Bertrand, but does that work for any object? The click is an obvious handler that has call outs to javascript, but let's say you fire an action of a change() event off a listbox a value change on a textbox. I don't think you can fire off into script code from there...

The problem I see is that in mnay situations you have event chaining where one event triggers the next. Maybe I'm missing it but I can't see how to do that cleanly with ATLAS. In the above example, imagine doing:

Timer Refresh that updates the messages label, when the label is updated scroll the containing DIV tag to the bottom. How would you do that with XmlScript?

andy
June 11, 2006

# re: ATLAS Web Service Chat Sample posted

hi,

i was trying to run your code, but i can't seem to find where the ScriptCallBacks.BusinessObjects is..

Rick Strahl
June 11, 2006

# re: ATLAS Web Service Chat Sample posted

The bus object code should be in the APP_CODE directory.

RAFAL
July 22, 2006

# re: ATLAS Web Service Chat Sample posted

It is not there... Missing are Westwind.Tools as well..

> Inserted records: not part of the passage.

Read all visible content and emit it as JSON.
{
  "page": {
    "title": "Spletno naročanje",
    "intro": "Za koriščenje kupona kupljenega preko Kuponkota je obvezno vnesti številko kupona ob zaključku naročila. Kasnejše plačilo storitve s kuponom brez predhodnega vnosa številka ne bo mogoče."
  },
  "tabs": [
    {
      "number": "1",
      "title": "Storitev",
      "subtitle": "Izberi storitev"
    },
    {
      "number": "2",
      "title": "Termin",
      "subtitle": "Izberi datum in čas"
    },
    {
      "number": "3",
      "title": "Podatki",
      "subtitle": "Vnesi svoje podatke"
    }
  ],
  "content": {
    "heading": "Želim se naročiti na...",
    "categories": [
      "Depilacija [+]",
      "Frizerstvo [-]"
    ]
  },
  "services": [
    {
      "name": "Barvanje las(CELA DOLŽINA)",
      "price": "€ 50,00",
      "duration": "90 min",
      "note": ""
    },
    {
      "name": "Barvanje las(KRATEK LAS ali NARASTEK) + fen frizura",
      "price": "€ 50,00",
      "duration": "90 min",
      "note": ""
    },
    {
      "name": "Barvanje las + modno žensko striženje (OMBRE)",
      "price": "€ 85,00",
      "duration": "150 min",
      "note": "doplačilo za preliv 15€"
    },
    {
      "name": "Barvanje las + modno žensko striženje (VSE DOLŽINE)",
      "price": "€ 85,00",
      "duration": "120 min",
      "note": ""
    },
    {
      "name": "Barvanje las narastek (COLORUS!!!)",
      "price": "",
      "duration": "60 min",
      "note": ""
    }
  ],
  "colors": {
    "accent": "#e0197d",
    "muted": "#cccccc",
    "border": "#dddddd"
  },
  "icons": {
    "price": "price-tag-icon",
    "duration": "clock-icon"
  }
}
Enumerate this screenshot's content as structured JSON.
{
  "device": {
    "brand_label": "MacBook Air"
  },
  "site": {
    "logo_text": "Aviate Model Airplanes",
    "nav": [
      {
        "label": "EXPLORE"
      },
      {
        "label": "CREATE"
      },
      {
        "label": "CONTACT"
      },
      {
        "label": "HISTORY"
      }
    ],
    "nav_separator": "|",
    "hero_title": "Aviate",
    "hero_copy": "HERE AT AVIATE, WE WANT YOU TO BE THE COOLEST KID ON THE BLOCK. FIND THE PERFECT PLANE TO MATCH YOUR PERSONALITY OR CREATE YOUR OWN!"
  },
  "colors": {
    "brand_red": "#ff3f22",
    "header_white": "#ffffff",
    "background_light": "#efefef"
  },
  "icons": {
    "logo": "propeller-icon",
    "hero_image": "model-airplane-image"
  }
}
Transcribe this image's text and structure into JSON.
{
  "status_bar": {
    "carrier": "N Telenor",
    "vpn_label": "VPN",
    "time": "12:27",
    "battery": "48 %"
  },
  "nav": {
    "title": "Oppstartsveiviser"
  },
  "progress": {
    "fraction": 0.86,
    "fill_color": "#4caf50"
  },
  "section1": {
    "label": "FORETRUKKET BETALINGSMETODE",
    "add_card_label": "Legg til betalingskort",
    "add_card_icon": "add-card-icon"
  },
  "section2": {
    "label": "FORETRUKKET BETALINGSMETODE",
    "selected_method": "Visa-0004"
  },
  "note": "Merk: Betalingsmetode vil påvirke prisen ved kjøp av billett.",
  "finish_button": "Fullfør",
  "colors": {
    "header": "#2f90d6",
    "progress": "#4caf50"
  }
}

# DotNetSlackers: ATLAS Web Service Chat Sample posted

# Technical blog: ASP.NET, C#, VB.NET, ADO.NET: april 2006

# Technical blog: ASP.NET, C#, VB.NET, ADO.NET: weekend project, ATLAS chat


larry
January 03, 2007

# re: ATLAS Web Service Chat Sample posted

I was also trying to run your code but the ScriptCallbacks.BusinessObjects is not there in the APP_CODE directory.

Bllich
January 26, 2007

# re: ATLAS Web Service Chat Sample posted

same thing with me. please help

Jan Bannister
August 04, 2007

# re: ATLAS Web Service Chat Sample posted

I dislike this handholding attitude that pervades the .net world. There seems to be a vast pool of people that think that someone on the internet will bail them out of all their problems.

The example is really simple, just write your own server side implementation... sheesh.